CLINICAL STUDY OF SPINAL CORD STIMULATION AND PULSED RADIOFREQUENCY FOR MANAGEMENT OF HERPES ZOSTER-RELATED PAIN PERSISTING BEYOND ACUTE PHASE IN ELDERLY PATIENTS
Authors: Liu B, Yang Y, Zhang Z, Wang H, Fan B and Sima L.
Study type: Prospective, randomized-controlled clinical trial
Publication: Pain Physician 2020; 23(3):263-270 (Link to PubMed)
Key Words: Post Herpetic Neuralgia – Dorsal Root Ganglion –Pulsed RF vs Spinal Cord Stimulation
Graph created by Boston Scientific based on the published data
To assess the efficacy of Spinal Cord Stimulation (SCS) and Pulsed Radiofrequency (PRF) in the treatment of herpes zoster-related pain persisting beyond the acute phase (i.e., post-herpetic neuralgia) in elderly patients.
Patients: 63 patients aged over 50 years with herpes zoster (HZ) pain persisting for 20 to 180 days were selected and randomized to receive either SCS (N=31) or PRF (N=32).
The following outcomes were measured: Numeric Rating Scale (NRS-11) score, response rate (pain relief ≥50%), complete remission rate (pain score ≤ 3), and analgesics intake reduction.

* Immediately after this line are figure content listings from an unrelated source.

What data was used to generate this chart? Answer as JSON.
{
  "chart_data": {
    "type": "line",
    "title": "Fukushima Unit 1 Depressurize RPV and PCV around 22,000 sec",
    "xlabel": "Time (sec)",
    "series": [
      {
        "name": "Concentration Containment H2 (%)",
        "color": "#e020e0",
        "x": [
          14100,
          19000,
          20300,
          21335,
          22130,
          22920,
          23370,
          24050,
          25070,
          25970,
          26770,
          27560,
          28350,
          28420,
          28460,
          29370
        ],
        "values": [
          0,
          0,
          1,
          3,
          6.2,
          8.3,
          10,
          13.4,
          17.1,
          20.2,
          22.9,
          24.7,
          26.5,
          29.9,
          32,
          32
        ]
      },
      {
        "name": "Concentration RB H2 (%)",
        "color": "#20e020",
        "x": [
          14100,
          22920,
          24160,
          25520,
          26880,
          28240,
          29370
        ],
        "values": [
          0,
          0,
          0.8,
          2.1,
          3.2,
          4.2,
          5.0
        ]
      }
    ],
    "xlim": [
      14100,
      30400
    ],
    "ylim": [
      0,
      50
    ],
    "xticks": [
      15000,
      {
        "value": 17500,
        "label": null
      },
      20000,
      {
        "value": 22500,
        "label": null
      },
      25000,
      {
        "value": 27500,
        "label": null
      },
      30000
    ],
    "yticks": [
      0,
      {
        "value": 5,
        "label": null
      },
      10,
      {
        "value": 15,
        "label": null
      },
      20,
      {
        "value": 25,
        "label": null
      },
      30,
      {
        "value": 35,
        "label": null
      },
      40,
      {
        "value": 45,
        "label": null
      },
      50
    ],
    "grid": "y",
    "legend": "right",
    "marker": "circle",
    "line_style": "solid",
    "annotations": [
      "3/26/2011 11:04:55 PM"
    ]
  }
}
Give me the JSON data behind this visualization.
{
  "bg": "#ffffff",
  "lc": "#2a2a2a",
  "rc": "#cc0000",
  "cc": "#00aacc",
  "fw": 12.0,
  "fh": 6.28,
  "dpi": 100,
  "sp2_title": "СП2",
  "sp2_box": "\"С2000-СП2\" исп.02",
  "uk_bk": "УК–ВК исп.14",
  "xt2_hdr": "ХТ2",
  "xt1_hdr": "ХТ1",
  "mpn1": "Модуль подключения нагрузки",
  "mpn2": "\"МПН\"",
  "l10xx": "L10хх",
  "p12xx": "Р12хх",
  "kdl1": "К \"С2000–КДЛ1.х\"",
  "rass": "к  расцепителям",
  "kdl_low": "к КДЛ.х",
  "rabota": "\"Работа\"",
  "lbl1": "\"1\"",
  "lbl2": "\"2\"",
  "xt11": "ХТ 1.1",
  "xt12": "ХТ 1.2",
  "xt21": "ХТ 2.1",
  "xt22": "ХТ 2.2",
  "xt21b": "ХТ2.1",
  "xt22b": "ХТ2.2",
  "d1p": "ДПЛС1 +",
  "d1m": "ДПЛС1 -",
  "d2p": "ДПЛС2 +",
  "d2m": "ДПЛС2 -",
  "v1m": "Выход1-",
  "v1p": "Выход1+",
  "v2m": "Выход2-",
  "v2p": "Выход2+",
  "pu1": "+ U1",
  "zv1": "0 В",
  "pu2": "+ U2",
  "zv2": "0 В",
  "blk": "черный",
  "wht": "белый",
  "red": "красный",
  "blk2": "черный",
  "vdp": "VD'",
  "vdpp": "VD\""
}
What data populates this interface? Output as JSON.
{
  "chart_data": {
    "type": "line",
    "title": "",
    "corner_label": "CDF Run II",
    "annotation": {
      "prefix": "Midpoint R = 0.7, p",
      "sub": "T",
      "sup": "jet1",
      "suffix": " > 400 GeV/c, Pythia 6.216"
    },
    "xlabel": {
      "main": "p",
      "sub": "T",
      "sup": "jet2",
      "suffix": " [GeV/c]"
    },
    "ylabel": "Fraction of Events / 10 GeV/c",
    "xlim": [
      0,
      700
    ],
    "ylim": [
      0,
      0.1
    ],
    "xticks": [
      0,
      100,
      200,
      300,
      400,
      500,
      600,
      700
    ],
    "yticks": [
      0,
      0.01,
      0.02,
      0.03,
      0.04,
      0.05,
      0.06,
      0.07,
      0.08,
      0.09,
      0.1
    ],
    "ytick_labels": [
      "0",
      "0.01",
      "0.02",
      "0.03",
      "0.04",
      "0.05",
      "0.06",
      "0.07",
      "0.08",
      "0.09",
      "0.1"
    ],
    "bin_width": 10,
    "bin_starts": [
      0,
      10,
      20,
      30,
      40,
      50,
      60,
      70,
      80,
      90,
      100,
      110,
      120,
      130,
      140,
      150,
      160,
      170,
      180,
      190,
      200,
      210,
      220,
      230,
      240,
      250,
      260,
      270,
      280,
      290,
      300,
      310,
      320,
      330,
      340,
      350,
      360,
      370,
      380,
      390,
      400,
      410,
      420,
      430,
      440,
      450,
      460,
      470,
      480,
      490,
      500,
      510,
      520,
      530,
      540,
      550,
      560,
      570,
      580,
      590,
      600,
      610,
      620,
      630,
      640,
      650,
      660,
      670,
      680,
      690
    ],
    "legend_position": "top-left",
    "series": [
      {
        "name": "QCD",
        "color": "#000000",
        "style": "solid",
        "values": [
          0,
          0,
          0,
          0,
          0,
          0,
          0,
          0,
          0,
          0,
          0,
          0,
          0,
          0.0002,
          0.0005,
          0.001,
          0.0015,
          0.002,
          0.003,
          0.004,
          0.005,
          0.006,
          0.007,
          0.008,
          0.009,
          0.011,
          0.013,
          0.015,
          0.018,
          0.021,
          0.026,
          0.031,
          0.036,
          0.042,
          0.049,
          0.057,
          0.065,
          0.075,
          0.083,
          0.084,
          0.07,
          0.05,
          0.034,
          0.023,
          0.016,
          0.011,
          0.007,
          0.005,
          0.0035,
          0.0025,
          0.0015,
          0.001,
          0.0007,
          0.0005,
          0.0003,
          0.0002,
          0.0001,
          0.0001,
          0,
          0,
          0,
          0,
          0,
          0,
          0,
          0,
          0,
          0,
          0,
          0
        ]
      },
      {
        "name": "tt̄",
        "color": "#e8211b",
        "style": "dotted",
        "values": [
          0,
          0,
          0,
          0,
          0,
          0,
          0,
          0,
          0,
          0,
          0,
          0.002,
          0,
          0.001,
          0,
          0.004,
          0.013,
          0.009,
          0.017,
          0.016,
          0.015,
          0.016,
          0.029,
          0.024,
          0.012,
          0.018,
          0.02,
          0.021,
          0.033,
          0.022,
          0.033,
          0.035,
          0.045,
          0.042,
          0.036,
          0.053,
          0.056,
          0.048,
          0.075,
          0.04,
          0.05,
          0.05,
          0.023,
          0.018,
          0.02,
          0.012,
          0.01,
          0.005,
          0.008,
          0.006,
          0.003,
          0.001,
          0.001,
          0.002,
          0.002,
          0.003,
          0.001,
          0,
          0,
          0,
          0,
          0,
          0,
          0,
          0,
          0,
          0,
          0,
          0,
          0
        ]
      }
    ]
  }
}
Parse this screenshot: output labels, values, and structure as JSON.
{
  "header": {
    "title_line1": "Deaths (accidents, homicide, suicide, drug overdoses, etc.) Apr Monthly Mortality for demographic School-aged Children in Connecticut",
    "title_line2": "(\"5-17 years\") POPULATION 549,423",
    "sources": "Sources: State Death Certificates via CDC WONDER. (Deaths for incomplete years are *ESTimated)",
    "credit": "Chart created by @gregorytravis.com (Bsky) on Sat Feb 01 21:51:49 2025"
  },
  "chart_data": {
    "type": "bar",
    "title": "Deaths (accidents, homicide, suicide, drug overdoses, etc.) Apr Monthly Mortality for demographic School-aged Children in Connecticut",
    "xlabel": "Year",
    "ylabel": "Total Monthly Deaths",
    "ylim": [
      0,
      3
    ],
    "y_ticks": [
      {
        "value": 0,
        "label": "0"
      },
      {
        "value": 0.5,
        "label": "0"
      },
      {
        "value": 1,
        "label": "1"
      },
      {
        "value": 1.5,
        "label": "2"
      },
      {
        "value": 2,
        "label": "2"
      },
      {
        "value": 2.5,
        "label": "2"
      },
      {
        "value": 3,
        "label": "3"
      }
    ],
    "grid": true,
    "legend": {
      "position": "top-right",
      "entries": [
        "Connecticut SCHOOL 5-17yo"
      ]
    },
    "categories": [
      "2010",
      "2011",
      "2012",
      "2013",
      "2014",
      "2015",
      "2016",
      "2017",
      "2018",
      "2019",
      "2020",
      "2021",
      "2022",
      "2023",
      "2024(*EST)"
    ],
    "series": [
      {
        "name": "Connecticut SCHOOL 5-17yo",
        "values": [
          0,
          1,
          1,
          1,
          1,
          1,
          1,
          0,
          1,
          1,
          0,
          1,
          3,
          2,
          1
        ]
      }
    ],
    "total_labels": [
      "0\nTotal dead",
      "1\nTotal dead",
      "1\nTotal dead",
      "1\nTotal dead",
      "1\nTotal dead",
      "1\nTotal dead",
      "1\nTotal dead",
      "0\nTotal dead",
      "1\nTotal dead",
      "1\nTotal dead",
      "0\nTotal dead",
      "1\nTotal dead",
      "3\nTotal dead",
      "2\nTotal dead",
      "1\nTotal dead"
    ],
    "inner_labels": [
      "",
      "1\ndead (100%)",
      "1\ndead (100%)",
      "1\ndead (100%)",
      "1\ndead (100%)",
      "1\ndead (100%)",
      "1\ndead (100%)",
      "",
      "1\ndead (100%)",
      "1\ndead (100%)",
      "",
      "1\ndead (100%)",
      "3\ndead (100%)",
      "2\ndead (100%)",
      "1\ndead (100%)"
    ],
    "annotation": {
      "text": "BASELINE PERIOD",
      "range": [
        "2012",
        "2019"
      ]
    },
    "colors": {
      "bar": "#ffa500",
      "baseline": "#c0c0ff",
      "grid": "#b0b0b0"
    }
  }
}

SCS procedure: SCS electrodes were placed in the affected spinal ganglion under fluoroscopy-guidance. Patients received SCS for two weeks (electrodes were removed after treatment) SCS parameters: Voltage 1-3 V; 1 Pulse width (PW) 20-210 ms; Frequency 30-60 Hz.
PRF procedure: The affected DRG was punctured with the RF needle under fluoroscopy guidance. A sensory test (50Hz and 0.3-06 V) was performed to confirm needle position and pain coverage. PRF treatment was performed with a Cosman G4 instrument.
PRF parameters: 40-60V; 20ms PW; 2Hz for 360 seconds. Electrode tip: 42°C.
- Pain scores in both SCS and RPF groups decreased significantly after surgery and at 1,4,12 and 24 weeks follow-up, compared to baseline score (p<0.001).
- No significant difference was found between the SCS and PRF groups
- The effective rate of pain treatment, for both groups, was in the range of 57% to 81%, and the complete pain relief rate ranged from 37% to 71%.
- The number of patients who used analgesics and calcium channel antagonists decreased dramatically for both treatment groups (p < .001)
To a similar extent, SCS and PRF treatments can effectively improve post-herpetic neuralgia in elderly patients.